Según ha señalado el secretario de Acción Sindical y Transiciones Estratégicas de CCOO, Javier Pacheco, el actual contexto bélico ha provocado una «escalada de costes que los consumidores ya notan en sus bolsillos», especialmente en el gasóleo para calefacción y los carburantes para vehículos particulares.
El dirigente sindical ha denunciado que, en la primera semana de aplicación de las deducciones fiscales aprobadas por el Gobierno, las empresas del sector «no están repercutiendo la ayuda íntegramente a los precios finales». En este sentido, Pacheco ha apuntado que, mientras el Ejecutivo preveía bajadas de 29 céntimos en gasolina y 23 en diésel, los descensos reales han sido de 23 y 18 céntimos, respectivamente.
Para el secretario sindical, esta diferencia entre la rebaja prevista y la ejecutada está sirviendo para financiar los «márgenes empresariales» ante la falta de un control efectivo de los precios, lo que «impacta directamente en las economías domésticas».
AYUDAS A QUIENES COBRAN MENOS DE 23.000 EUROS
Ante esta situación, CCOO propone una batería de medidas urgentes que incluyen ayudas y deducciones fiscales directas para las personas que perciben menos de 23.000 euros anuales, como «el transporte gratuito, la limitación de los precios de la vivienda y el apoyo financiero a las rentas más bajas».

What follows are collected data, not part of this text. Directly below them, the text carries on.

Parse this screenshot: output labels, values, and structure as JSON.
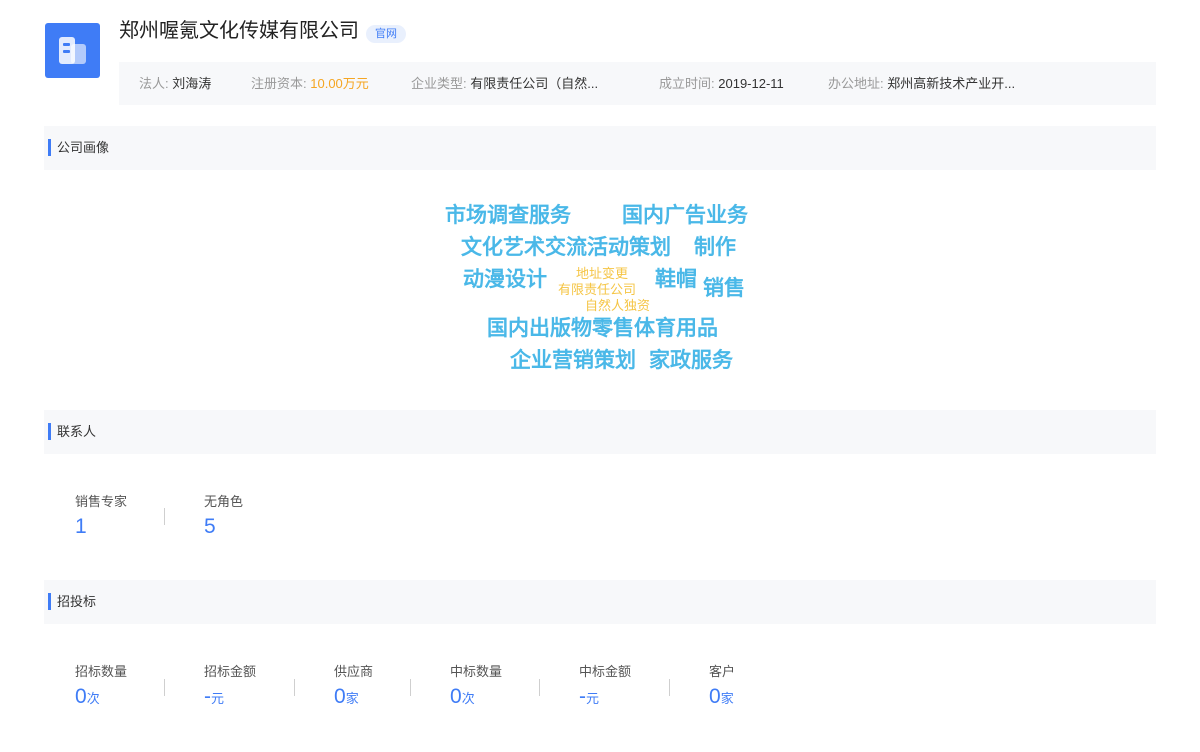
{
  "company": {
    "name": "郑州喔氪文化传媒有限公司",
    "badge": "官网",
    "logo_color": "#3f7cf6"
  },
  "info": [
    {
      "key": "法人:",
      "value": "刘海涛"
    },
    {
      "key": "注册资本:",
      "value": "10.00万元"
    },
    {
      "key": "企业类型:",
      "value": "有限责任公司（自然..."
    },
    {
      "key": "成立时间:",
      "value": "2019-12-11"
    },
    {
      "key": "办公地址:",
      "value": "郑州高新技术产业开..."
    }
  ],
  "sections": {
    "portrait": "公司画像",
    "contacts": "联系人",
    "bidding": "招投标"
  },
  "word_cloud": [
    "市场调查服务",
    "国内广告业务",
    "文化艺术交流活动策划",
    "制作",
    "动漫设计",
    "地址变更",
    "有限责任公司",
    "自然人独资",
    "鞋帽",
    "销售",
    "国内出版物零售体育用品",
    "企业营销策划",
    "家政服务"
  ],
  "contacts": [
    {
      "label": "销售专家",
      "value": "1"
    },
    {
      "label": "无角色",
      "value": "5"
    }
  ],
  "bidding": [
    {
      "label": "招标数量",
      "value": "0",
      "unit": "次"
    },
    {
      "label": "招标金额",
      "value": "-",
      "unit": "元"
    },
    {
      "label": "供应商",
      "value": "0",
      "unit": "家"
    },
    {
      "label": "中标数量",
      "value": "0",
      "unit": "次"
    },
    {
      "label": "中标金额",
      "value": "-",
      "unit": "元"
    },
    {
      "label": "客户",
      "value": "0",
      "unit": "家"
    }
  ],
  "colors": {
    "accent": "#3f7cf6",
    "highlight": "#f5a623",
    "cloud_primary": "#4ab8e8",
    "cloud_secondary": "#f5c545"
  }
}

Asimismo, el responsable de Acción Sindical ha advertido de que la economía se encuentra en la «fase inicial» de los efectos derivados de la crisis en Oriente Medio. Por ello, ha instado a realizar una monitorización continua para evitar que las ayudas públicas se conviertan, como a su juicio ocurrió en la crisis de Ucrania, en una vía para que los grandes sectores incrementen beneficios «apropiándose de las ayudas fiscales».
Pese al repunte del indicador general al 3,3%, el sindicato ha recordado que la inflación subyacente, que excluye energía y alimentos no elaborados, se ha mantenido en el 2,7%, lo que indica que el alza de los precios responde principalmente a la volatilidad de los componentes energéticos.